New lower bounds for the energy of matrices and graphs

TL;DR

This paper introduces new lower bounds for the energy of Hermitian matrices and graphs, extending classical bounds and analyzing cases of equality, with implications for graphs with various nullities and edge counts.

Contribution

It generalizes existing lower bounds for graph energy to Hermitian matrices and graphs with specified nullity, providing new bounds and discussing equality cases.

Findings

New lower bounds for Hermitian matrix energy.

Bounds applicable to graphs with given nullity and edge count.

Some bounds are incomparable with the classical $2\sqrt{m}$ bound.

Abstract

Let $R$ be a Hermitian matrix.
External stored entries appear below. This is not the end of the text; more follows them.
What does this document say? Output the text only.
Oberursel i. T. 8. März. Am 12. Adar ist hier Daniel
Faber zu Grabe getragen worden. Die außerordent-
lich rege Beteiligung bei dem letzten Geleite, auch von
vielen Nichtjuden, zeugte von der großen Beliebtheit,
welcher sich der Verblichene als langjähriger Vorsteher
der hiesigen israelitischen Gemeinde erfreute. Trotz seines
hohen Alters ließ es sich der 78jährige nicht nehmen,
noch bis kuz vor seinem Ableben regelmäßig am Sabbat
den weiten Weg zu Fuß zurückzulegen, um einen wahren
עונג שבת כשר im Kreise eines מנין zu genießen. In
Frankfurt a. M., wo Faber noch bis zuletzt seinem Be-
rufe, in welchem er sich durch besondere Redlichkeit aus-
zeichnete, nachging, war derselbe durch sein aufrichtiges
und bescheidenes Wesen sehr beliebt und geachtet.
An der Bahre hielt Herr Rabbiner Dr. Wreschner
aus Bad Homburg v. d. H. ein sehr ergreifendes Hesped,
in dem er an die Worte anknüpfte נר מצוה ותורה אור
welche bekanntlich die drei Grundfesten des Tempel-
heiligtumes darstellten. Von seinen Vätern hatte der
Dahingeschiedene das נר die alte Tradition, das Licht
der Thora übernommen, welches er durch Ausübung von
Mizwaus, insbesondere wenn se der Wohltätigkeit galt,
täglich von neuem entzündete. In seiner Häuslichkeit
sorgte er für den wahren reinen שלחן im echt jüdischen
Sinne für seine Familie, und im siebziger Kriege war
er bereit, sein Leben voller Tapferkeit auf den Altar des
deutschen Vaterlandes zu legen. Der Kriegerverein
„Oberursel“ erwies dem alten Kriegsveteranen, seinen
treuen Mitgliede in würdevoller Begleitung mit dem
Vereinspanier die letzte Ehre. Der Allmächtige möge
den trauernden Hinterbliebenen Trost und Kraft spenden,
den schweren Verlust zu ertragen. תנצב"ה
The energy of $R$, $\mathcal{E}(R)$, corresponds to the sum of the absolute values of its eigenvalues. In this work it is obtained two lower bounds for $\mathcal{E}(R).$ The first one generalizes a lower bound obtained by Mc Clellands for the energy of graphs in $1971$ to the case of Hermitian matrices and graphs with a given nullity. The second one generalizes a lower bound obtained by K. Das, S. A. Mojallal and I. Gutman in 2013 to symmetric non-negative matrices and graphs with a given nullity. The equality cases are discussed. These lower bounds are obtained for graphs with $m$ edges and some examples are provided showing that, some obtained bounds are incomparable with the known lower bound for the energy $2\sqrt{m}$. Another family of lower bounds are obtained from an increasing sequence of lower bounds for the spectral radius of a graph. The bounds are stated for singular and non-singular graphs.